To minimize down time and to detect database slow down early, we query the processlist table every second, and if we find the queries slowing down, we throttle the lower priority queries and execute other measures.

WHERE db = 'mydb'
    AND user = 'app_user'
    AND state != ''
    AND info NOT LIKE '%performance_summary%'
    AND info NOT LIKE '%certain_table%'
    AND info NOT LIKE '%certain_other_table%';

However, we realise that querying the processlist table is in itself pretty expensive and are looking for an alternative. We already tried performance_schema.threads, but found that the numbers reported by it were not that accurate and it showed low numbers, even when we were having obvious database issues.

SELECT AVG(PROCESSLIST_TIME) FROM performance_schema.threads

Another alternative is to just have our application track average times itself, but was wondering whether there may be another database specific solution possible.

EDIT: To clarify, the above query is run real time with no human intervention. If the application detects degrading performance, it immediately throttles down other queries to try to get the overall performance back up. Everything is automated.

Granted process list contains many idle queries, but this system has worked for us for many months now, and we are just trying to implement a "no temporary table on disk" solution.


2 Answers 2


Uncertainty Principle. The monitoring you describe will, quite likely, make things worse. I recommend against doing that.

The PROCESSLIST usually shows

  • lots of Sleeping tasks; those can be ignored
  • a few 'system' tasks; ignore
  • maybe one task with several seconds in Time; think about looking into it
  • lots of 'similar' (same query with different constants); look into that type
  • 'nothing' -- This is where some lock is hanging things to the point where the Processlist cannot be displayed -- there's not much you can do here

Note, however, there is no benefit in fetching the processlist every second.
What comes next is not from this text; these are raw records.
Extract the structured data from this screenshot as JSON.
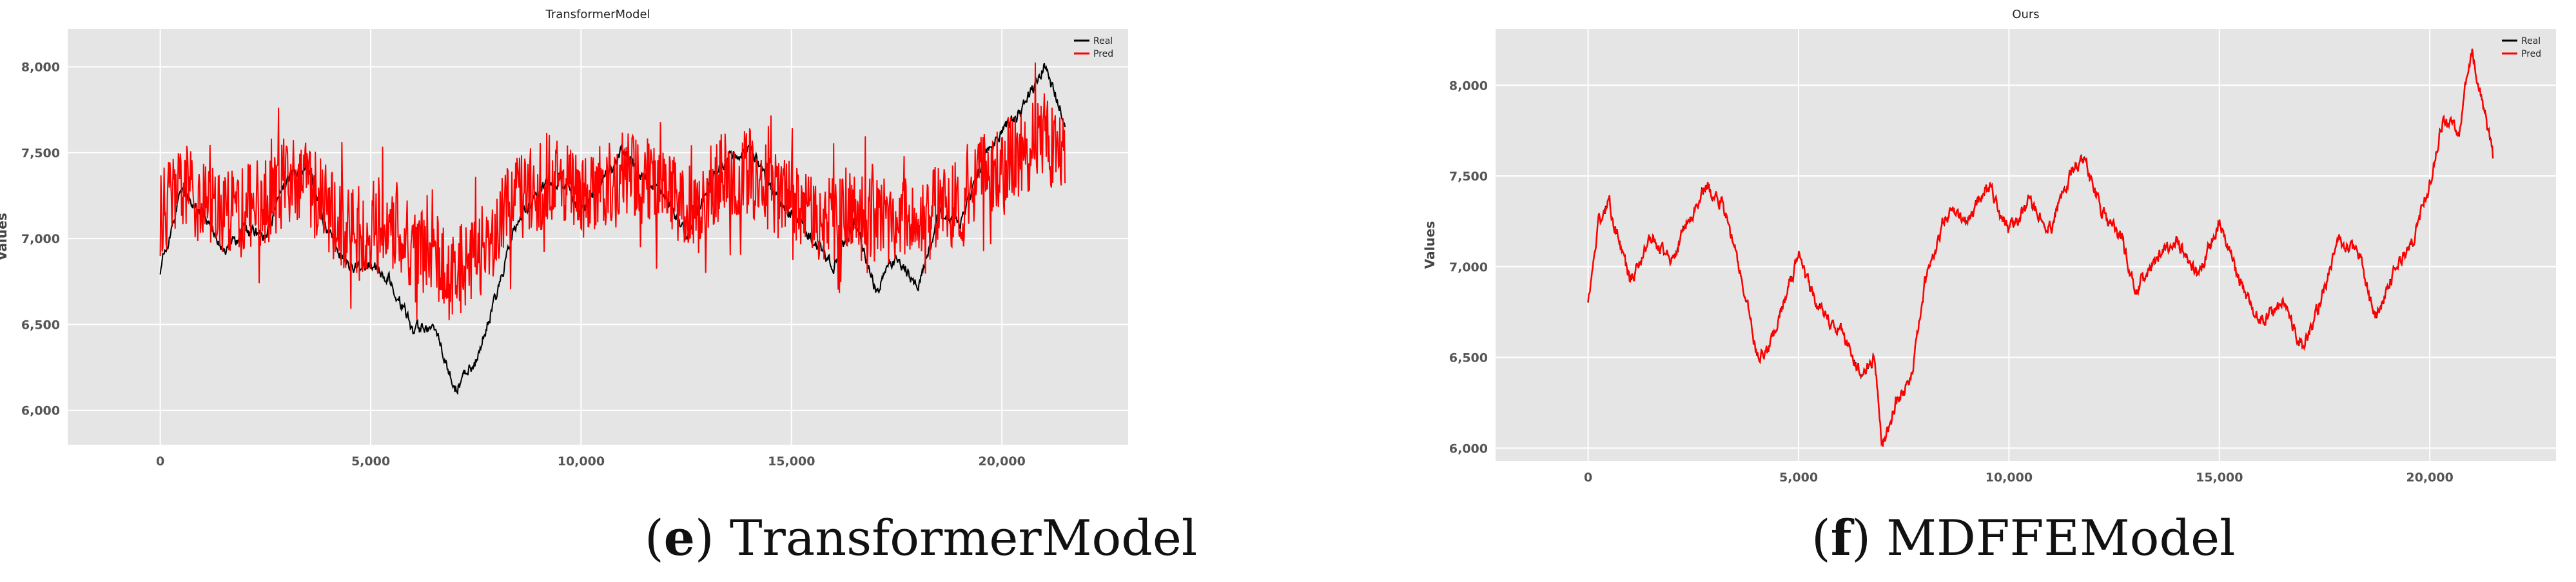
{
  "chart_data": [
    {
      "type": "line",
      "title": "TransformerModel",
      "xlabel": "",
      "ylabel": "Values",
      "xlim": [
        -2200,
        23000
      ],
      "ylim": [
        5800,
        8220
      ],
      "xticks": [
        0,
        5000,
        10000,
        15000,
        20000
      ],
      "xtick_labels": [
        "0",
        "5,000",
        "10,000",
        "15,000",
        "20,000"
      ],
      "yticks": [
        6000,
        6500,
        7000,
        7500,
        8000
      ],
      "ytick_labels": [
        "6,000",
        "6,500",
        "7,000",
        "7,500",
        "8,000"
      ],
      "grid": true,
      "legend_position": "top-right",
      "series": [
        {
          "name": "Real",
          "color": "#000000",
          "x": [
            0,
            500,
            1000,
            1500,
            2000,
            2500,
            3000,
            3500,
            4000,
            4500,
            5000,
            5500,
            6000,
            6500,
            7000,
            7500,
            8000,
            8500,
            9000,
            9500,
            10000,
            10500,
            11000,
            11500,
            12000,
            12500,
            13000,
            13500,
            14000,
            14500,
            15000,
            15500,
            16000,
            16500,
            17000,
            17500,
            18000,
            18500,
            19000,
            19500,
            20000,
            20500,
            21000,
            21500
          ],
          "values": [
            6820,
            7280,
            7150,
            6930,
            7050,
            7000,
            7330,
            7430,
            7030,
            6830,
            6850,
            6760,
            6460,
            6500,
            6120,
            6280,
            6680,
            7120,
            7280,
            7350,
            7150,
            7330,
            7520,
            7350,
            7250,
            7000,
            7300,
            7480,
            7530,
            7300,
            7150,
            7000,
            6850,
            7100,
            6700,
            6900,
            6720,
            7150,
            7080,
            7420,
            7620,
            7750,
            8000,
            7700
          ]
        },
        {
          "name": "Pred",
          "color": "#ff0000",
          "x": [
            0,
            500,
            1000,
            1500,
            2000,
            2500,
            3000,
            3500,
            4000,
            4500,
            5000,
            5500,
            6000,
            6500,
            7000,
            7500,
            8000,
            8500,
            9000,
            9500,
            10000,
            10500,
            11000,
            11500,
            12000,
            12500,
            13000,
            13500,
            14000,
            14500,
            15000,
            15500,
            16000,
            16500,
            17000,
            17500,
            18000,
            18500,
            19000,
            19500,
            20000,
            20500,
            21000,
            21500
          ],
          "values": [
            7150,
            7300,
            7250,
            7150,
            7200,
            7200,
            7350,
            7320,
            7150,
            7050,
            7060,
            7050,
            6950,
            6900,
            6800,
            6880,
            7050,
            7250,
            7300,
            7330,
            7220,
            7300,
            7400,
            7330,
            7300,
            7180,
            7300,
            7380,
            7400,
            7280,
            7230,
            7160,
            7100,
            7200,
            7080,
            7120,
            7050,
            7200,
            7180,
            7350,
            7450,
            7500,
            7600,
            7450
          ]
        }
      ]
    },
    {
      "type": "line",
      "title": "Ours",
      "xlabel": "",
      "ylabel": "Values",
      "xlim": [
        -2200,
        23000
      ],
      "ylim": [
        5930,
        8310
      ],
      "xticks": [
        0,
        5000,
        10000,
        15000,
        20000
      ],
      "xtick_labels": [
        "0",
        "5,000",
        "10,000",
        "15,000",
        "20,000"
      ],
      "yticks": [
        6000,
        6500,
        7000,
        7500,
        8000
      ],
      "ytick_labels": [
        "6,000",
        "6,500",
        "7,000",
        "7,500",
        "8,000"
      ],
      "grid": true,
      "legend_position": "top-right",
      "series": [
        {
          "name": "Real",
          "color": "#000000",
          "x": [
            0,
            250,
            500,
            1000,
            1500,
            2000,
            2500,
            2800,
            3200,
            3700,
            4000,
            4300,
            4700,
            5000,
            5500,
            6000,
            6500,
            6800,
            7000,
            7300,
            7700,
            8000,
            8500,
            9000,
            9500,
            10000,
            10500,
            11000,
            11500,
            11800,
            12200,
            12700,
            13000,
            13500,
            14000,
            14500,
            15000,
            15500,
            16000,
            16500,
            17000,
            17400,
            17800,
            18300,
            18700,
            19200,
            19600,
            20000,
            20300,
            20700,
            21000,
            21300,
            21500
          ],
          "values": [
            6800,
            7250,
            7350,
            6920,
            7150,
            7050,
            7300,
            7450,
            7350,
            6900,
            6500,
            6550,
            6850,
            7050,
            6750,
            6650,
            6400,
            6500,
            6000,
            6250,
            6400,
            6900,
            7300,
            7250,
            7450,
            7200,
            7350,
            7200,
            7550,
            7600,
            7300,
            7150,
            6850,
            7050,
            7150,
            6950,
            7250,
            6900,
            6700,
            6800,
            6550,
            6800,
            7150,
            7100,
            6700,
            7000,
            7150,
            7450,
            7800,
            7750,
            8200,
            7850,
            7600
          ]
        },
        {
          "name": "Pred",
          "color": "#ff0000",
          "x": [
            0,
            250,
            500,
            1000,
            1500,
            2000,
            2500,
            2800,
            3200,
            3700,
            4000,
            4300,
            4700,
            5000,
            5500,
            6000,
            6500,
            6800,
            7000,
            7300,
            7700,
            8000,
            8500,
            9000,
            9500,
            10000,
            10500,
            11000,
            11500,
            11800,
            12200,
            12700,
            13000,
            13500,
            14000,
            14500,
            15000,
            15500,
            16000,
            16500,
            17000,
            17400,
            17800,
            18300,
            18700,
            19200,
            19600,
            20000,
            20300,
            20700,
            21000,
            21300,
            21500
          ],
          "values": [
            6800,
            7250,
            7350,
            6920,
            7150,
            7050,
            7300,
            7450,
            7350,
            6900,
            6500,
            6550,
            6850,
            7050,
            6750,
            6650,
            6400,
            6500,
            6000,
            6250,
            6400,
            6900,
            7300,
            7250,
            7450,
            7200,
            7350,
            7200,
            7550,
            7600,
            7300,
            7150,
            6850,
            7050,
            7150,
            6950,
            7250,
            6900,
            6700,
            6800,
            6550,
            6800,
            7150,
            7100,
            6700,
            7000,
            7150,
            7450,
            7800,
            7750,
            8200,
            7850,
            7600
          ]
        }
      ]
    }
  ],
  "captions": [
    {
      "letter": "e",
      "text": "TransformerModel"
    },
    {
      "letter": "f",
      "text": "MDFFEModel"
    }
  ]
}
Every 10 seconds might do. (And be less invasive.) Think about how long it takes you to analyze the output and react to it. It's probably more like 60 seconds. So why do the SHOW more often than that?

My favorite tool is the slowlog. It will pinpoint which query "types" are the biggest burden on the system -- whether the query is an infrequent, but long-running, query, or one fast query that runs often. This is a big benefit of the slowlog.
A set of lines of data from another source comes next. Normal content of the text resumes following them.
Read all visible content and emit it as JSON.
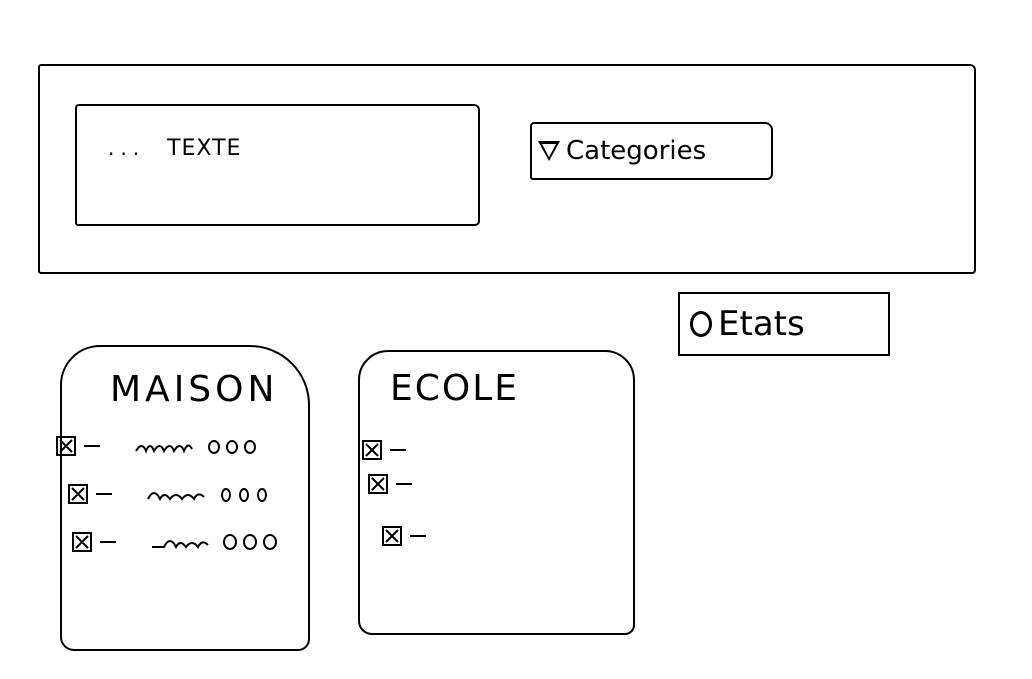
{
  "header": {
    "search": {
      "value": "TEXTE",
      "dots": "..."
    },
    "categories": {
      "label": "Categories"
    }
  },
  "etats": {
    "label": "Etats"
  },
  "cards": [
    {
      "title": "MAISON"
    },
    {
      "title": "ECOLE"
    }
  ]
}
It is not very invasive; I leave it turned on all the time, even on production systems. (However, I am cautious about using long_query_time = 0 since that would record all queries. A value of 1 or maybe 0.5 is a reasonable compromise.)
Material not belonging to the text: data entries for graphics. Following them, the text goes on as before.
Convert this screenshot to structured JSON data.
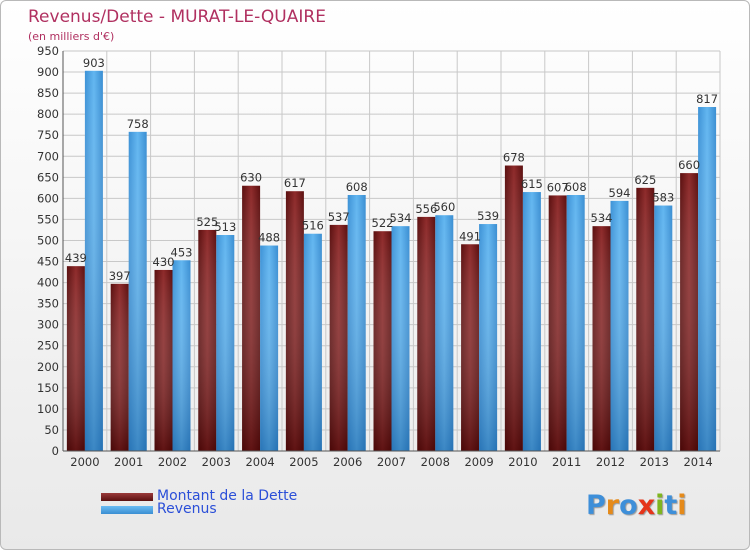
{
  "chart_data": {
    "type": "bar",
    "title": "Revenus/Dette - MURAT-LE-QUAIRE",
    "subtitle": "(en milliers d'€)",
    "categories": [
      "2000",
      "2001",
      "2002",
      "2003",
      "2004",
      "2005",
      "2006",
      "2007",
      "2008",
      "2009",
      "2010",
      "2011",
      "2012",
      "2013",
      "2014"
    ],
    "series": [
      {
        "name": "Montant de la Dette",
        "color": "#7a1f1f",
        "values": [
          439,
          397,
          430,
          525,
          630,
          617,
          537,
          522,
          556,
          491,
          678,
          607,
          534,
          625,
          660
        ]
      },
      {
        "name": "Revenus",
        "color": "#4aa3e6",
        "values": [
          903,
          758,
          453,
          513,
          488,
          516,
          608,
          534,
          560,
          539,
          615,
          608,
          594,
          583,
          817
        ]
      }
    ],
    "ylim": [
      0,
      950
    ],
    "ytick_step": 50,
    "grid": true,
    "legend_position": "bottom-left"
  },
  "logo": {
    "text": "Proxiti",
    "letters": [
      "P",
      "r",
      "o",
      "x",
      "i",
      "t",
      "i"
    ],
    "colors": [
      "#3e8fd9",
      "#e58a1a",
      "#3e8fd9",
      "#e5341a",
      "#7fb51f",
      "#3e8fd9",
      "#e58a1a"
    ]
  }
}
Slowlog entries are not added to the file (or table) until after the query finished. This is a drawback relative to SHOW PROCESSLIST.

Use pt-query-digest or mysqldumpslow -s t to dump the slowlog in order of "burden on system". Often the top 1 item accounts for half of the system load. Sometimes the load comes from a daily dump.

Most tools (Processlist's "Time"; slowlog's "Query time") measure "elapsed" time, not "CPU" or "I/O". While this may seem like a defect, it is not really bad.

  • The user sees "latency", which is "elapsed".
  • The CPU is rarely overloaded; when it is, a better (possibly composite) index is often a cure.
  • Long CPU or I/O lead to long elapsed. So "elapsed" is a good catchall.

Another possible tip -- MariaDB has

  • Thanks for your detailed response, but everything is automated and done real time. I edited my original question with more details. The solution needs to be real time and react immediately. Oct 6, 2022 at 19:30
  • @ShahidThaika - "react immediately"... I'm puzzled by what you will do with the result of that SELECT. It is transient info and contains very little actionable info. Is someone sitting at the monitor watching it like they might watch "top" or "task manager"?
    – Rick James
    Oct 7, 2022 at 4:05
  • Yes exactly, but it is automated within our application. For example, we have certain queries that compute stats every minute. If we detect that the overall db performance is degrading, we delay running these computational queries. Our server has 488GB RAM, DB size is in the TBs and we get 1000s of connections every second. So when things go bad, they get worse immediately. Oct 7, 2022 at 5:17
  • @ShahidThaika - If you like, I'll review the settings: mysql.rjweb.org/doc.php/mysql_analysis#tuning
    – Rick James
    Oct 7, 2022 at 5:53

There are products that do exactly that. JetProfiler (even just the free version should be helpful), Percona Toolkit and there are probably other tools as well.

Full disclosure: I work at the company now maintaining JetProfiler. But previous to that I used JetProfiler for years as a tool to weed out badly written db code when working as a consultant, so I personally really think it's a good tool.

(And having worked for lots of years previous to that just mostly doing SHOW PROCESSLIST and DESCRIBE - until I finally started using actually using real analysis tools, it was really a world of difference).